Smooth transition of regimes necessary
When we sought help from the GCC and GCTP officials in resuming the work, they were very non-committal and suggested that we meet the state legislator for the constituency and get his clearance. Strange as it would seem, even higher officials within the ranks of the administration are not aware of the functions and responsibilities of the state legislators, whose clearance is not necessary to undertake such civic works.
Work started by erstwhile regimes have always been put on the back burner by succeeding governments. In the past, residents of Perambur endured a lot of difficulties when work on the controversial Murasoli Maran Bridge was stalled for several years by the ADMK government, before it was resumed and completed by the successive DMK government that had originally commissioned the bridge.
It is a very similar situation now. After nearly five years of relentless follow up we were able to get the erstwhile ADMK government to set the ball rolling on the construction of a proper concrete median. A median made of concrete blocks put in place by the earlier regime between Perambur Railway Station Main Gate and Venkatraman Canal Street on Perambur High Road was removed inexplicably before the 2015 elections. Our voices were heard only after we escalated the issue before the assembly elections earlier this year.
Separation of powers disregarded
It has always been a continuous and relentless process for us, citizens, to get the local administration to provide proper infrastructure, namely roads, footpaths, concrete medians, and also sewage, water supply, electricity and storm water drain networks. The government spends a large share of its budget on urban and rural infrastructure development projects. Whether it is related to road construction, electrification or the provision of drinking water, such projects create new opportunities for growth. But, they also create new opportunities for contractors, officials and local politicians to engage in corruption.

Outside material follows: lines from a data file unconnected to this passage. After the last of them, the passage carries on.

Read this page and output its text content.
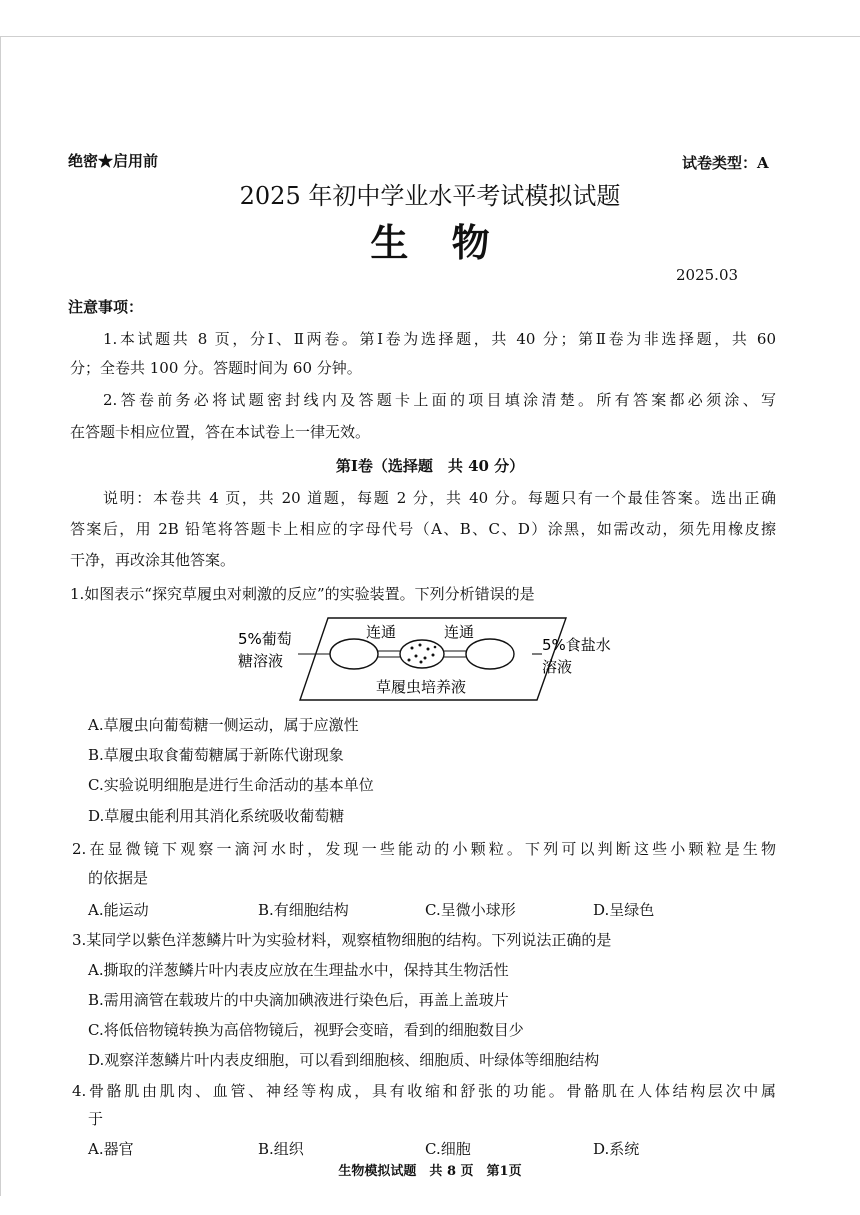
绝密★启用前	试卷类型：A
2025 年初中学业水平考试模拟试题
生 物
2025.03
注意事项：
1.本试题共 8 页，分Ⅰ、Ⅱ两卷。第Ⅰ卷为选择题，共 40 分；第Ⅱ卷为非选择题，共 60
分；全卷共 100 分。答题时间为 60 分钟。
2.答卷前务必将试题密封线内及答题卡上面的项目填涂清楚。所有答案都必须涂、写
在答题卡相应位置，答在本试卷上一律无效。
第Ⅰ卷（选择题　共 40 分）
说明：本卷共 4 页，共 20 道题，每题 2 分，共 40 分。每题只有一个最佳答案。选出正确
答案后，用 2B 铅笔将答题卡上相应的字母代号（A、B、C、D）涂黑，如需改动，须先用橡皮擦
干净，再改涂其他答案。
1.如图表示“探究草履虫对刺激的反应”的实验装置。下列分析错误的是
5%葡萄
糖溶液
连通	连通
5%食盐水
溶液
草履虫培养液
A.草履虫向葡萄糖一侧运动，属于应激性
B.草履虫取食葡萄糖属于新陈代谢现象
C.实验说明细胞是进行生命活动的基本单位
D.草履虫能利用其消化系统吸收葡萄糖
2.在显微镜下观察一滴河水时，发现一些能动的小颗粒。下列可以判断这些小颗粒是生物
的依据是
A.能运动	B.有细胞结构	C.呈微小球形	D.呈绿色
3.某同学以紫色洋葱鳞片叶为实验材料，观察植物细胞的结构。下列说法正确的是
A.撕取的洋葱鳞片叶内表皮应放在生理盐水中，保持其生物活性
B.需用滴管在载玻片的中央滴加碘液进行染色后，再盖上盖玻片
C.将低倍物镜转换为高倍物镜后，视野会变暗，看到的细胞数目少
D.观察洋葱鳞片叶内表皮细胞，可以看到细胞核、细胞质、叶绿体等细胞结构
4.骨骼肌由肌肉、血管、神经等构成，具有收缩和舒张的功能。骨骼肌在人体结构层次中属
于
A.器官	B.组织	C.细胞	D.系统
生物模拟试题　共 8 页　第1页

The works that fall under the ambit of the local administration, such as the installation of this median, face long delays due to undue political interference by legislators. The absence of an elected local body in Chennai since 2016 has also contributed to this issue. As there is no elected representative at the local level, the issues that should have been brought to the notice of the ward councillors by the local residents are now being placed before legislators. This results in unofficial consolidation of power that goes beyond what is constitutionally granted to them.

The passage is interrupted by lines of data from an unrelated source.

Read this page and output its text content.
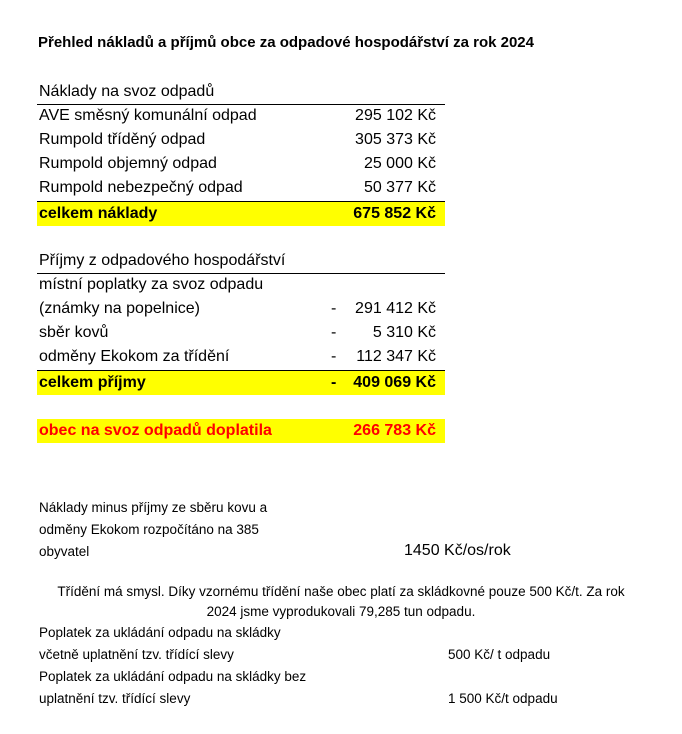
Přehled nákladů a příjmů obce za odpadové hospodářství za rok 2024
Náklady na svoz odpadů
AVE směsný komunální odpad	295 102 Kč
Rumpold tříděný odpad	305 373 Kč
Rumpold objemný odpad	25 000 Kč
Rumpold nebezpečný odpad	50 377 Kč
celkem náklady	675 852 Kč
Příjmy z odpadového hospodářství
místní poplatky za svoz odpadu
(známky na popelnice)	- 291 412 Kč
sběr kovů	- 5 310 Kč
odměny Ekokom za třídění	- 112 347 Kč
celkem příjmy	- 409 069 Kč
obec na svoz odpadů doplatila	266 783 Kč
Náklady minus příjmy ze sběru kovu a
odměny Ekokom rozpočítáno na 385
obyvatel	1450 Kč/os/rok
Třídění má smysl. Díky vzornému třídění naše obec platí za skládkovné pouze 500 Kč/t. Za rok
2024 jsme vyprodukovali 79,285 tun odpadu.
Poplatek za ukládání odpadu na skládky
včetně uplatnění tzv. třídící slevy	500 Kč/ t odpadu
Poplatek za ukládání odpadu na skládky bez
uplatnění tzv. třídící slevy	1 500 Kč/t odpadu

The story of the median highlights that as long as there is political interference in the affairs of the local administration, the democratic values of the country can never be upheld. The separation of powers in a democracy is to prevent abuse of power and to safeguard freedom for all.
Meanwhile, for any positive and meaningful change to occur, citizens from all walks of life must dedicate a few hours every week to “civic and social engagement”. Even as we, as responsible citizens of the Perambur area, try to find a long term resolution to the issue of the incomplete median, we are looking for suggestions from other engaged citizens who may be able to guide us to handle the situation in the best and most effective manner possible.